Bringing my discussion of Box 1 to a close, and taking stock of an unbelievable seven days of letter-reading, I wanted to look ahead to Eliot’s statements about his intentions for his and Hale's letters. From the beginning, it seems, Eliot imagined a correspondence that would enshrine their love in a literary monument consisting of their letters together. Already in December 1930—barely two months into their correspondence—Eliot broached his plans to repose her letters with his other papers at the Bodleian Library. Skipping ahead to spring 1932, Eliot returns to this matter in several letters whose importance seems to justify violating the chronological order of my reports.

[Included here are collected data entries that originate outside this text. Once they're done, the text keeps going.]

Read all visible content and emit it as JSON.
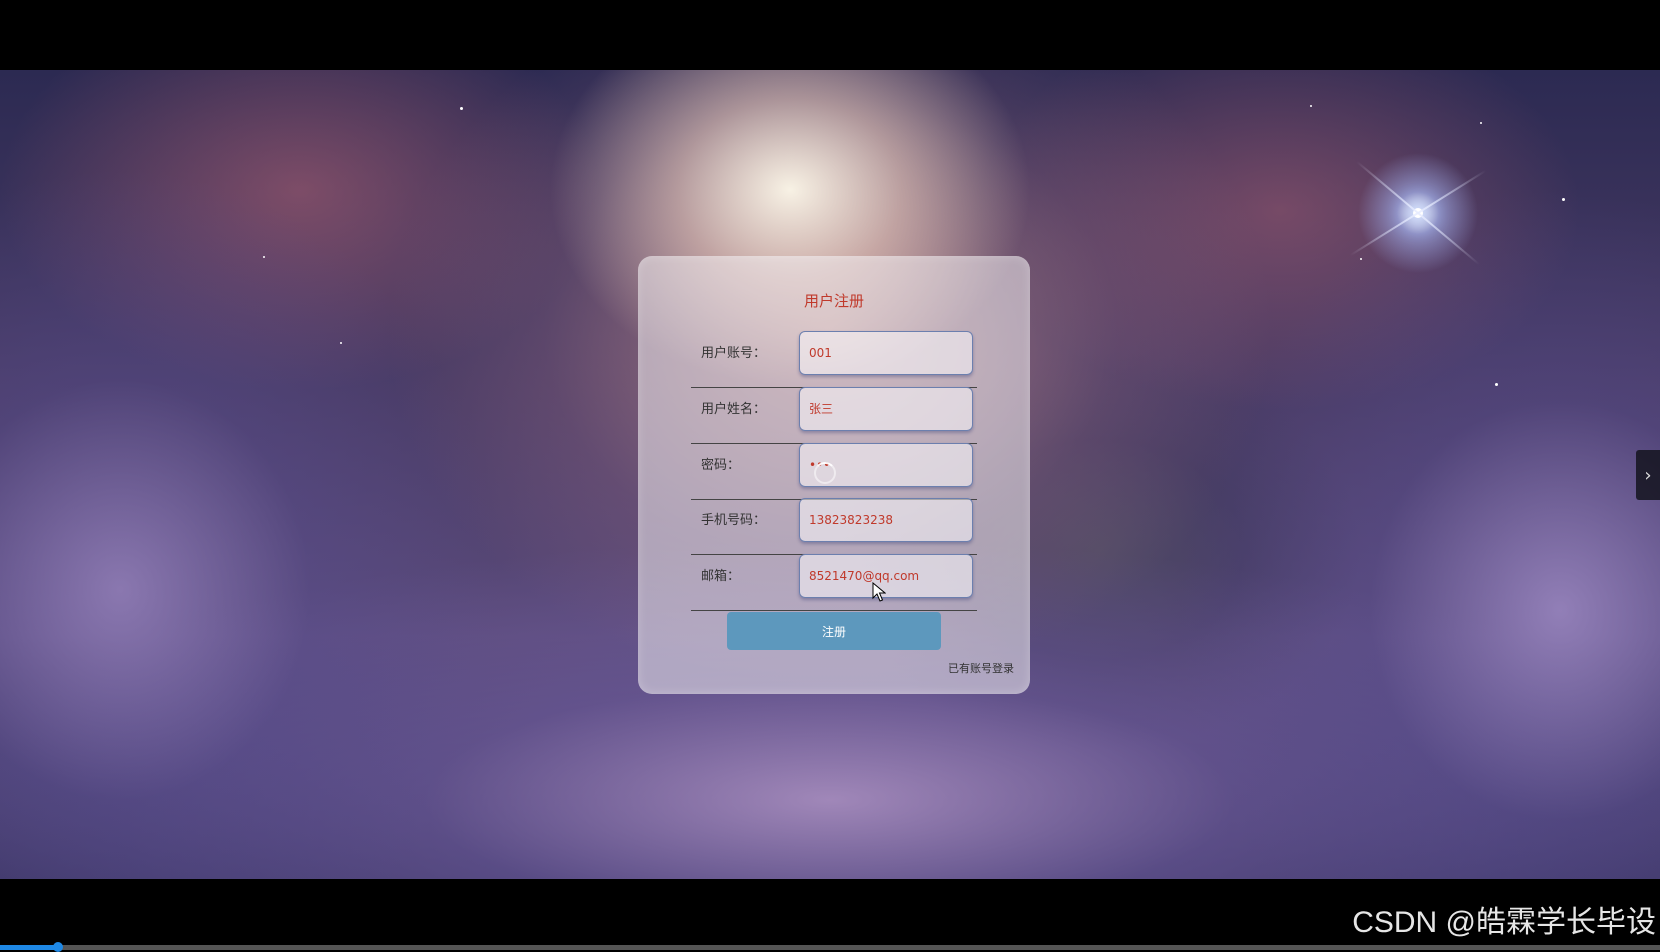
{
  "form": {
    "title": "用户注册",
    "fields": [
      {
        "label": "用户账号：",
        "value": "001"
      },
      {
        "label": "用户姓名：",
        "value": "张三"
      },
      {
        "label": "密码：",
        "value": "•••"
      },
      {
        "label": "手机号码：",
        "value": "13823823238"
      },
      {
        "label": "邮箱：",
        "value": "8521470@qq.com"
      }
    ],
    "submit_label": "注册",
    "login_link": "已有账号登录"
  },
  "watermark": "CSDN @皓霖学长毕设",
  "side_toggle_icon": "›",
  "video_progress": 0.035,
  "colors": {
    "accent_button": "#5d98bd",
    "title_red": "#c0392b",
    "progress_blue": "#1e88e5"
  }
}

On 19 February, he explains why he desires to preserve her letters with his other papers, to be opened sixty years following his death: without her words, the truth about him cannot be told. Concealed behind a mask, he has watched people draw the wrong conclusions about his poetry, wishing that he could set them straight. The truth is far simpler than they believed; he would like to say something along the lines of “That is not what I meant at all/That is not it, at all.” On 15 March, he asks her what reason she could have for withholding her letters from the archive he intends. What difference will propriety make a century hence when all personally concerned have passed away? His motive for wishing to preserve her letters is not the desire for fame, but for posthumous understanding. He believes that her letters will unlock the meaning of his poems for future readers.
So far, he has not said anything about the preservation of his letters, but on 6 July, after telling her that his letters are her property to dispose of as she sees fit, he admits to hoping that she will save them. He assents to her suggestion of going through Willard Thorp, Princeton University English professor and husband of her close friend Margaret, to safekeep the letters for posterity (it seems she has suggested Thorp). On July 29 he repeats that the letters belong to her, and she may entrust them to whomever she chooses, either Thorp or to the Bodleian, only with the stipulation that they should be opened fifty or sixty years after his death.
Further boxes may reveal whether or how Eliot changed his mind, but it is remarkable that he regarded their letters as the only key to his poetry.